Julie -   Well, this study is what one calls a 'within subject', so you look at each baby on the day that their mothers don't smoke and compare it to when they did, so that's quite a powerful design.  We know that there are colic problems in infants, we know that nicotine is a known stimulant that has effects on sleep in adults and so this is really consistent with a large body of research. But as now, if you think of the infant you would expect a greater result because the liver is not as mature and they're not able to break down the nicotine as well.  So I would say that it's consistent with a large body of literature and also literature in other animals which shows that nicotine is a stimulant and disrupts sleep.

Dave -   If the mothers are addicted to nicotine, would they be behaving differently when they haven't had a cigarette, and would that effect the babies at all?

Julie -   Good question, there hasn't been a lot of research on that at all.  So I dont have the answer to that one for you.

Chris -   And do you think that as these babies are being exposed to nicotine, as you've shown it in large amount in breast milk, are they more likely to go on and smoke when they get older?

Julie -   I'd like to think of it the opposite way too, just like with alcohol, with nicotine not every child of a mother who smokes or drinks is going to become a smoker or a drinker.  What is it about the role of early experience that puts one child on one trajectory and another on another?  We don't have the answers to that.  But I would add that unlike that which occurs during pregnancy, a lactating mother can minimise the amount of nicotine that gets to her baby if she does smoke, so that's part of the goal too in talking to researchers to get that type of information out there.

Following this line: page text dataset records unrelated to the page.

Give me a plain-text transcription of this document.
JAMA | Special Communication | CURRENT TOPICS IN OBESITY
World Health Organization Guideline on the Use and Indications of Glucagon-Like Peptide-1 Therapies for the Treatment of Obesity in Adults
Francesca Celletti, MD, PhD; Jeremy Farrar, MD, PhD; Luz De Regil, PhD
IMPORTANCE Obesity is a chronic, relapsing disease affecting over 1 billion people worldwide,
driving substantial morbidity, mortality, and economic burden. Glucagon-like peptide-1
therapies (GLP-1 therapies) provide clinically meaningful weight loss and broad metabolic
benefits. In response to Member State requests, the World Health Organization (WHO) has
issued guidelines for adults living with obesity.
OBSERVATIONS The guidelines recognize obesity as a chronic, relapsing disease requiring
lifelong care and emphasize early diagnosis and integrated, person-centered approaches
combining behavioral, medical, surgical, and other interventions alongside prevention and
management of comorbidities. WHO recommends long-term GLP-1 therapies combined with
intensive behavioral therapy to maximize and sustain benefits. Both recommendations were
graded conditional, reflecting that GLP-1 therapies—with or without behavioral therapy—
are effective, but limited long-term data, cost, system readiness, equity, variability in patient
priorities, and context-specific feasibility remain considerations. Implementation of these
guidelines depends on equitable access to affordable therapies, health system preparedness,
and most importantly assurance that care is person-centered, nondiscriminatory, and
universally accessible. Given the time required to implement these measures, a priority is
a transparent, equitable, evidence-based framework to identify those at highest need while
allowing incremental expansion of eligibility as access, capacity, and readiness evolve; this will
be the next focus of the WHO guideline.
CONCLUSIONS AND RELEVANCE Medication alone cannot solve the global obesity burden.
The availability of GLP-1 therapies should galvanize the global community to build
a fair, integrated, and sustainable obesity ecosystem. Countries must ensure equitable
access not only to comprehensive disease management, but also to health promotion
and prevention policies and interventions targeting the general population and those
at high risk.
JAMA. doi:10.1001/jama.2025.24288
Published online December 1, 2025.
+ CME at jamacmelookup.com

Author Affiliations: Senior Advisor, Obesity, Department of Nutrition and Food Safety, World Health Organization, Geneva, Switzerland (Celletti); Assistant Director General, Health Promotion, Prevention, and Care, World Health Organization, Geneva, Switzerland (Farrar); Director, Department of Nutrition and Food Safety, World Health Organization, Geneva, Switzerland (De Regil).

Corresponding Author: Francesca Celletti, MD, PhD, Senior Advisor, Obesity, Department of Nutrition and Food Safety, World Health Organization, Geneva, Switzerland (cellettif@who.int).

Chris -   If a lady wants to breastfeed, because we don't want to put people off from breastfeeding because we know that has the best outcome for babies, it's the best thing to do; so what should a woman do if she wants to be able to smoke and breastfeed her baby with the minimum risk?

Julie -   I couldn't agree with you more and I want to state that over and over; Breastfeeding is the ideal way to not only feed, but to nurture infants.  What's interesting is that women tend to cut down or actually stop smoking when they're pregnant only to start creeping up back again later.  The number one thing is try not to stop smoking again, having a husband who smokes contributes to the relapse, so I think fathers have got to take some responsibility here and there really has been very little research ion what's the most effective intervention to meet the needs of mothers for smoking cessation.  The second thing is minimise the babies' exposure, don't smoke in the baby's presence, in confined area like the car or home where the windows are closed, and also, what I want to tell them is what the time course is; When you smoke a cigarette the nicotine levels in your milk are going to peak about a half hour to an hour after you smoke and then by three hours they're really going to be at low levels.  So you want to time your breast feeds to minimise the baby's exposure, so wait a couple of hours after you smoke, you can imagine just breastfeeding the baby and then having a cigarette if the baby feeds every 3-4 hours.